New XML File Format
Microsoft just introduced a video on Channel9 about the new file format for Office 12, which is to be released in the future. Word, Excel and PowerPoint will be able to use the new format. You can view the presentation here, but in short, this is what the file format offers:
- New extensions
The old .DOC, .XLS and .PPT will become .DOCX, .XLSX and .PPTX. Whereas the change from Office 97 to the new file format in Office 2000 didn’t change the extension, users weren’t able to tell in which format a document was. This explains the change in extension.
The new format will of course be XML, but not like it is in Office 2003. In 2003, everything was in one document, whereas in the new format, every separate part of the document will be stored in a different xml file, that contains references to other documents. For example, a PowerPoint document will contain a base XML file that has references to all the slides, that are stored in additional XML files.
They are able to use multiple files because Microsoft stores it in a ZIP container. You can rename the document it’s extension from .DOCX to .ZIP and open it up with your favorite zip archiver. The reason for zip is that it’s a widely known format and everyone’s already using it. Both users and developers and other tools.
The zip containers contain multiple directories, where the different files are stored. If you include for example a .JPG file, it’s stored outside the XML file, inside the zip container. You can open up the zip, find your image and can easily replace it by another picture, without opening the entire Word document.
- Old Office upgrades
Both Office 2000, Office XP and Office 2003 users will be able to upgrade their version via a free download to be able to use the new XML File Format.
When you’re developing and create, for example, Word documents, you can validate your documents against schemas to see if Word can open your document.

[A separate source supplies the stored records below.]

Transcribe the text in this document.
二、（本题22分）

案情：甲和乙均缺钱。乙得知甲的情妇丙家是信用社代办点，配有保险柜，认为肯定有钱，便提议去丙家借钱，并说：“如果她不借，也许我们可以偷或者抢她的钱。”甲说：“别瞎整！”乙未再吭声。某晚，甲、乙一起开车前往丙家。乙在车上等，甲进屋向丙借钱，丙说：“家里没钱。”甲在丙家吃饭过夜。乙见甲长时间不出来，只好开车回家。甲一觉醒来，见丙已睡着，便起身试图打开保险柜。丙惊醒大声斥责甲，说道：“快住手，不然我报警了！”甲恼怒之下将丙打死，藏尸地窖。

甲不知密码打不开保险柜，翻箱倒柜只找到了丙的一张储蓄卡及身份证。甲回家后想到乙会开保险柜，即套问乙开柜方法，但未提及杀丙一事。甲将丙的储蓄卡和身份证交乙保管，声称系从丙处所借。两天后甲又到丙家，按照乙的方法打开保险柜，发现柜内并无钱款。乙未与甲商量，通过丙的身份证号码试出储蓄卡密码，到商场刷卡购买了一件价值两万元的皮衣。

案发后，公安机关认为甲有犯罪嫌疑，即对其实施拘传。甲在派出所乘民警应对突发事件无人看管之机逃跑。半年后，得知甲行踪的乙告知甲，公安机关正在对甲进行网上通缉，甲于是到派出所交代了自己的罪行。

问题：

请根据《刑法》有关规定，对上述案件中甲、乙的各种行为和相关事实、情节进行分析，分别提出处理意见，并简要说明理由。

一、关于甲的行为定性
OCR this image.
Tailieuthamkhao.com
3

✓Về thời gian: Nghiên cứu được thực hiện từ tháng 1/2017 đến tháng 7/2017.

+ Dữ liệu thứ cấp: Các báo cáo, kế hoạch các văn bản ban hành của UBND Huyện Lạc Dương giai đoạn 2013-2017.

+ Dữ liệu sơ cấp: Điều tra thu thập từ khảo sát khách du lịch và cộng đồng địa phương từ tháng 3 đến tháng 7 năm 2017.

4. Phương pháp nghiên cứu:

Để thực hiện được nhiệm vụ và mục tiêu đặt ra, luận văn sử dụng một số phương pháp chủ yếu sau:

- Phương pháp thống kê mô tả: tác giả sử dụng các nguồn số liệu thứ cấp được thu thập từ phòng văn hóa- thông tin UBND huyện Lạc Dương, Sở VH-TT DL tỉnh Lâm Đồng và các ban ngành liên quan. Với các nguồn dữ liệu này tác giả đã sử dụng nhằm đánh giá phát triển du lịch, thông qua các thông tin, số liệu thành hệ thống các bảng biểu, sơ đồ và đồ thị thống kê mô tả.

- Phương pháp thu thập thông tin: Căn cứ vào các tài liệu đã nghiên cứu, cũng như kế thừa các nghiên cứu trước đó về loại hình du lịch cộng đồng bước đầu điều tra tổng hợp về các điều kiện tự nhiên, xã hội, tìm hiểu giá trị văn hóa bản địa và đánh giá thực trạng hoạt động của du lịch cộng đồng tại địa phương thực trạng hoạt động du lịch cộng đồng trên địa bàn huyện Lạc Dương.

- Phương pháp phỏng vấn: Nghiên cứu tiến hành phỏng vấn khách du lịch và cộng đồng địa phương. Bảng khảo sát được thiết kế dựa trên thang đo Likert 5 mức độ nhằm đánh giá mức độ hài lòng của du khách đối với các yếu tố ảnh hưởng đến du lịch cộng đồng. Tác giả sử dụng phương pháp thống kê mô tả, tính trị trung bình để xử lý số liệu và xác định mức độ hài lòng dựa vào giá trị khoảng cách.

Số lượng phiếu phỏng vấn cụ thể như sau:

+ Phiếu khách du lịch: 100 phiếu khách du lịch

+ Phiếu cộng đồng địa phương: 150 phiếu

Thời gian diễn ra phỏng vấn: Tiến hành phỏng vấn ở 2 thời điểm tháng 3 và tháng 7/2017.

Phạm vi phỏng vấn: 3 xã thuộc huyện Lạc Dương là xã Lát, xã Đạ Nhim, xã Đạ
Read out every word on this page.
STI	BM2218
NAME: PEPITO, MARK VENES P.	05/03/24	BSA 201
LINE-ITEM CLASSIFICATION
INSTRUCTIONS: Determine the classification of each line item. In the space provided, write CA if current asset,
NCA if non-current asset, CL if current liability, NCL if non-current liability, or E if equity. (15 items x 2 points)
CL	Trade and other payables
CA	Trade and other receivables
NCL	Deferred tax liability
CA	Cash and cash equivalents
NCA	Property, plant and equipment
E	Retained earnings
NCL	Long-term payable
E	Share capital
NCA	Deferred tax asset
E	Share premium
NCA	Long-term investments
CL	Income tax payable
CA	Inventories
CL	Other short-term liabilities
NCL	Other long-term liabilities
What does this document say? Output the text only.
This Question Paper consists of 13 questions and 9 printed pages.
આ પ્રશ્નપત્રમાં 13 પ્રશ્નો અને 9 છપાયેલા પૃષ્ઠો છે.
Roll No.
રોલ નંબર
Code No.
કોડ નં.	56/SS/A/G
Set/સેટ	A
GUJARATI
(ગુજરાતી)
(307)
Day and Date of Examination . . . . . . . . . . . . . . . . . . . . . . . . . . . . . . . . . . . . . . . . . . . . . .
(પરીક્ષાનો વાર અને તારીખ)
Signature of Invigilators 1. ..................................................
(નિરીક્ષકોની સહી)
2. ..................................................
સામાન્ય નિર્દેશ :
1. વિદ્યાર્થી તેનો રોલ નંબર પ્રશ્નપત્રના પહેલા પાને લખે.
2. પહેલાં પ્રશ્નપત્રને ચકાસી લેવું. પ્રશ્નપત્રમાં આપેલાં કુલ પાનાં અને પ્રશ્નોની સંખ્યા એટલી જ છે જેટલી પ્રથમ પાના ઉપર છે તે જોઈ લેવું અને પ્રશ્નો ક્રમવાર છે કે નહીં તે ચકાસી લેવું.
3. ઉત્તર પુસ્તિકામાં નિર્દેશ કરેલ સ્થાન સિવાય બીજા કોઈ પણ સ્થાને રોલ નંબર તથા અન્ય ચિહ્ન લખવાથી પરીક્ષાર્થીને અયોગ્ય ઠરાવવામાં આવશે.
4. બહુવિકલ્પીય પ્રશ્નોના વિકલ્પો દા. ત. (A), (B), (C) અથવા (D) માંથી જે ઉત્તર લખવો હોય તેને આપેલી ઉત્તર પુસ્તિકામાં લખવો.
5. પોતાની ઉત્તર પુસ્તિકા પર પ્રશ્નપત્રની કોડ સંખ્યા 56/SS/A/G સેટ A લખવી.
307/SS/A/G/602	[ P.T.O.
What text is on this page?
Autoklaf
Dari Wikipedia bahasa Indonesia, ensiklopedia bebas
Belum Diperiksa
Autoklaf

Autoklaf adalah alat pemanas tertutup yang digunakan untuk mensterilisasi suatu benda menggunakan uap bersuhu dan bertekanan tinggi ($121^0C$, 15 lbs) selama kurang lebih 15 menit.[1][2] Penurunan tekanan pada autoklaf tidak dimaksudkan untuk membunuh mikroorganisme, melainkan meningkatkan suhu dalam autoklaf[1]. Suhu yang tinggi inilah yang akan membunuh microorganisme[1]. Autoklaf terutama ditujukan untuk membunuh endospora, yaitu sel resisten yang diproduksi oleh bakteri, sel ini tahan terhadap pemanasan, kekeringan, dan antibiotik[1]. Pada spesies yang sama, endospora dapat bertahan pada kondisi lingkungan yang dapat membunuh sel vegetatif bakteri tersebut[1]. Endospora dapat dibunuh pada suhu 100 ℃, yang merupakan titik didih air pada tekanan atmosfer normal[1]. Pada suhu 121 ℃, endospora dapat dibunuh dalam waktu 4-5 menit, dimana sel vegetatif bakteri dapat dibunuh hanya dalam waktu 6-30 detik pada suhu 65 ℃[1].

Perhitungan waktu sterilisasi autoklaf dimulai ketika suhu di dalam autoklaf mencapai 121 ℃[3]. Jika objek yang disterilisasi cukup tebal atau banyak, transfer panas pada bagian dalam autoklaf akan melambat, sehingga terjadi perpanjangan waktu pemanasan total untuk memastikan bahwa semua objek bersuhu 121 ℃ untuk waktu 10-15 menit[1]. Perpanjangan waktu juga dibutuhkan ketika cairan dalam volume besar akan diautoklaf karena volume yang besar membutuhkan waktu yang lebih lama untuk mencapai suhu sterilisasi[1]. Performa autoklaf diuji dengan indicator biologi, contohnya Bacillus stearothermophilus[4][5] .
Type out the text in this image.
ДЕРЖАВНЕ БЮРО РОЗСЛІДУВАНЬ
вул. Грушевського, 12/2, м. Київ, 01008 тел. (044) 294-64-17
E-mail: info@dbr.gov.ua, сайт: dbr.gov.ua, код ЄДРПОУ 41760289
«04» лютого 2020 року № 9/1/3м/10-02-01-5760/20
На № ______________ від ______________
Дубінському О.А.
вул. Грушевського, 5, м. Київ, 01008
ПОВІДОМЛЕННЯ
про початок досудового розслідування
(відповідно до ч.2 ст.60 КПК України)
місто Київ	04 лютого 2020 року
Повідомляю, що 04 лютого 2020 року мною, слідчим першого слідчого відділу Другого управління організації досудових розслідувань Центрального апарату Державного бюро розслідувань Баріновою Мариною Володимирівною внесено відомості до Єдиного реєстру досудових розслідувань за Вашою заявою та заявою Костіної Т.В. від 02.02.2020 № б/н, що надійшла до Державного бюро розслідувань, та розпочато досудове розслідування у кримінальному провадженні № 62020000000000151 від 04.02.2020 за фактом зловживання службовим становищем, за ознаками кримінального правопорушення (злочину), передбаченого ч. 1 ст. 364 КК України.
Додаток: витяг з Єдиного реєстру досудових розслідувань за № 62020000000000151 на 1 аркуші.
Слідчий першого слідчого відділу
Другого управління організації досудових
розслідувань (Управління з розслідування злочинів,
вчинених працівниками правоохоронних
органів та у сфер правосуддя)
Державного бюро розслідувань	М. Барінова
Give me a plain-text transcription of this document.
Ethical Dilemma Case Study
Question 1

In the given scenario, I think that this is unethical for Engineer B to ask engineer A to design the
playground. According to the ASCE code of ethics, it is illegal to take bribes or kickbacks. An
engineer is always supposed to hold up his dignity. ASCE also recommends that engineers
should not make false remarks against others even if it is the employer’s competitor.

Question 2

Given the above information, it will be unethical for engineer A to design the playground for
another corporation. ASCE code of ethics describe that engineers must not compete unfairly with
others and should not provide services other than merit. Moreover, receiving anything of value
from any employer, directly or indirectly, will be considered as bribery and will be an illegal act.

Everything is open and easy to use. For developers, the new format should be much more easy to understand and use then the old format. Microsoft had either never thought that developers wanted to create Office documents by hand, or didn’t want them to. The current binary format is a simple memory dump of the document onto disk, and therefor very hard to open and change inside your own code. The new file format is as open as can be and everyone can use it in their application.
- Desktop search
As many parts of the document are split up into different files inside the container, there are a lot of possibilities for users and search engines to specify exactly what their looking for.
Microsoft is very excited about the new File Format and will be listening to comments from you in the future. I’m not easily excited about Word documents, but it will be nice to use the new format to create documents from inside my applications. Right now we almost always choose to create Acrobat Reader documents because of the troubles you can run into when using Word documents.